Кто-то захохотал, глумливо и одобрительно. Воин наклонился к Ассоли, чтобы снова обслюнявить, но тут луч света упал на ее лицо, воин вздрогнул и произнес сразу пять плохих слов подряд. И добавил непонятно:
— Наволочку бы…
Ассоль тоненько запищала и стала отпихивать мужские руки. Мюллер решил, что пора ей помочь. Вытянул руку, ухватился за рукоять сабли, потянул на себя…
Мужик испуганно отпрянул и уставился на Мюллера с таким холодным бешенством в глазах, что незазорно и описаться. Но Мюллер не описался.
Мужик вдруг улыбнулся и произнес длинную фразу, в которой было только два не плохих слова: «постреленок» и «дает». И ушел догонять товарищей. А они с Ассолью остались, при этом Ассоль дышала неровно и прерывисто, а морда у нее стала красная.

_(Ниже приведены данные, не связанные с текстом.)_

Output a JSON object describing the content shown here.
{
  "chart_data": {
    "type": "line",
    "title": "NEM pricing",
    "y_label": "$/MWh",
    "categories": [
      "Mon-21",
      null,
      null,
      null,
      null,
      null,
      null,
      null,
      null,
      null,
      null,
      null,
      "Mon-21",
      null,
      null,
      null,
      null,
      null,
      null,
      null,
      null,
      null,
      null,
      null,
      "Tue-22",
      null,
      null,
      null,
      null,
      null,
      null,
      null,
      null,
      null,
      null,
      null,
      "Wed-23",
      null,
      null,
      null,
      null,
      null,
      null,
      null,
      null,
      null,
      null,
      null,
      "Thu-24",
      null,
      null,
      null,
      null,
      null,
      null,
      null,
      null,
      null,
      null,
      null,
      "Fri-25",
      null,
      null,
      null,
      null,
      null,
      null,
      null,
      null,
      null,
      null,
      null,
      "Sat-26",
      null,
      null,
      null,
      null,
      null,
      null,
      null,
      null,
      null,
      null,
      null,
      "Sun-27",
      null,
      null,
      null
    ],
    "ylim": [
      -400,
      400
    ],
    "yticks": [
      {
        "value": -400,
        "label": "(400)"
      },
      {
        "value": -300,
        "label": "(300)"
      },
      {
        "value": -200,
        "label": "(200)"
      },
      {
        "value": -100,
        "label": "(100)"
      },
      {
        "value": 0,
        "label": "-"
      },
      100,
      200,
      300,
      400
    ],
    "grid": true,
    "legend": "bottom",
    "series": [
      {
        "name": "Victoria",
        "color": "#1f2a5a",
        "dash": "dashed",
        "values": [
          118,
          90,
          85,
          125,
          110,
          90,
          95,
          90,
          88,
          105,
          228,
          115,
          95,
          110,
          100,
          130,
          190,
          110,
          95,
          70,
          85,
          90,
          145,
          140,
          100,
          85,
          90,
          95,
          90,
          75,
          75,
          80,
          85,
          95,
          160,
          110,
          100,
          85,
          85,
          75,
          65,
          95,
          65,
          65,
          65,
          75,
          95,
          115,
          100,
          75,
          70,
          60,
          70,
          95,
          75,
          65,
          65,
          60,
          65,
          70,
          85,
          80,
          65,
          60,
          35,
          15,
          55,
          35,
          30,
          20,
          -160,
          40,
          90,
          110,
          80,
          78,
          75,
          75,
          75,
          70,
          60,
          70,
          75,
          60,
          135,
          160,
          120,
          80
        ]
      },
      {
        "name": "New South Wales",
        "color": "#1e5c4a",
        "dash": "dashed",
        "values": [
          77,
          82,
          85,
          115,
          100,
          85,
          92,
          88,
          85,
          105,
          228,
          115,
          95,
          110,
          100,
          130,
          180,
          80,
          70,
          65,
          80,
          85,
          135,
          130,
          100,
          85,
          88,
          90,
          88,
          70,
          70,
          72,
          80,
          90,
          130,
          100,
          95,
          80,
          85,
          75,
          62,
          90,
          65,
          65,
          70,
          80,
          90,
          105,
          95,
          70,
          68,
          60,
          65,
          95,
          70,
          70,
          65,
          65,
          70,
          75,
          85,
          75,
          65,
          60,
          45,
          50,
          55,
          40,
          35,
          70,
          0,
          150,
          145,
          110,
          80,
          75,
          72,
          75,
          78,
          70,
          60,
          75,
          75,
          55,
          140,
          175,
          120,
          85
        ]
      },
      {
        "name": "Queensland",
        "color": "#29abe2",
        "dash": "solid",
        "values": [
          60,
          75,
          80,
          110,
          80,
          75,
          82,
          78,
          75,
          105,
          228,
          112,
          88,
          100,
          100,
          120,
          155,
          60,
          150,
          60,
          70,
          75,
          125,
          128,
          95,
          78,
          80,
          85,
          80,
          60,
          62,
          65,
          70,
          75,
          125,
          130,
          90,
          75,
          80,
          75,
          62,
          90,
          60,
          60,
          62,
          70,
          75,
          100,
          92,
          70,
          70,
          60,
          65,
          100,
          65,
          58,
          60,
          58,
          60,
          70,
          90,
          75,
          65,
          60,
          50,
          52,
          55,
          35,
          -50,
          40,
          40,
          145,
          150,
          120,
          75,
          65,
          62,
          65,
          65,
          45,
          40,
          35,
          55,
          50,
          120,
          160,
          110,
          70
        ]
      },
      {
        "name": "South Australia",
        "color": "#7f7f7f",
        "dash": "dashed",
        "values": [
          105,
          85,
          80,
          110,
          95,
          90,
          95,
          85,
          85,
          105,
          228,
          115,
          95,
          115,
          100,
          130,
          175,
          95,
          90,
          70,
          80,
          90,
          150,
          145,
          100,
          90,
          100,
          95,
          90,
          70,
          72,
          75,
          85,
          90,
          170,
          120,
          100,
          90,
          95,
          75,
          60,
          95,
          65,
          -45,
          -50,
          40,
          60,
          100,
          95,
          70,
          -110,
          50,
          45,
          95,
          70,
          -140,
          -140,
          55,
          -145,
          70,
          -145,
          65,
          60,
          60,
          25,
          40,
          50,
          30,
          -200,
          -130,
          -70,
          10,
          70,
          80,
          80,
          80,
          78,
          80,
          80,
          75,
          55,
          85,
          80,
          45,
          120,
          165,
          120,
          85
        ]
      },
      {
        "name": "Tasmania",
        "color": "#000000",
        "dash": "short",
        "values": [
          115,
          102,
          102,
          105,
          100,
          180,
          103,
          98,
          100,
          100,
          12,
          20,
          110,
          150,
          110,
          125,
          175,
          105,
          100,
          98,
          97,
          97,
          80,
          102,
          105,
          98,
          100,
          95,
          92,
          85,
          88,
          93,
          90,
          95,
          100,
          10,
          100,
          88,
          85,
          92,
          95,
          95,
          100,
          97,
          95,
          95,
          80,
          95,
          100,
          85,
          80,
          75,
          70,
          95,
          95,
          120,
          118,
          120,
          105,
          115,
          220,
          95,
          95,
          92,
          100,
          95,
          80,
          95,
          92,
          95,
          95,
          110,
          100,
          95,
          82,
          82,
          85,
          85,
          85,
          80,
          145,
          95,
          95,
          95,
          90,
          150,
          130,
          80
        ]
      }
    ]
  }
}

И те три воина, что остались доставлять смолу и делать что-то еще, тоже заметили, что морда у нее красная. Старший над воинами, тот самый гномоподобный Шорти, так и сказал:
— Ну что, красна девица? Побалуемся напоследок?
Ассоль всхлипнула, схватила Мюллера за запястье и повела прочь, очень быстро, почти что бегом.
— Не баловаться! — громко приказал воинам Мюллер. — А то заругают!
Воины захохотали, будто он сказал что-то смешное. Взрослые часто смеются без причины, и знаменитая пословица им не указ.
Они забежали за угол, там Ассоль остановилась, отпустила Мюллера, села на корточки, спрятала лицо в ладонях и стала плакать. Мюллер принялся гладить ее по волосам и утешать:
— Ассоль, не плачь, боги в обиду не дадут. Птааг мне обещал давеча, все хорошо будет, так и вышло. Я, вон, уже не на хлебе и воде.
После этих слов Ассоль почему-то не успокоилась, а стала плакать еще горше и отчаяннее. Мюллер между тем продолжал:
— А еще Птааг мне сказал, у меня будет мама, добрая, как ты. А можно, ты будешь моей мамой?
От этого вопроса Ассоль перестала плакать, и Мюллер понял, что подобрал верные слова.
— Давай ты будешь моей мамой! — повторил он.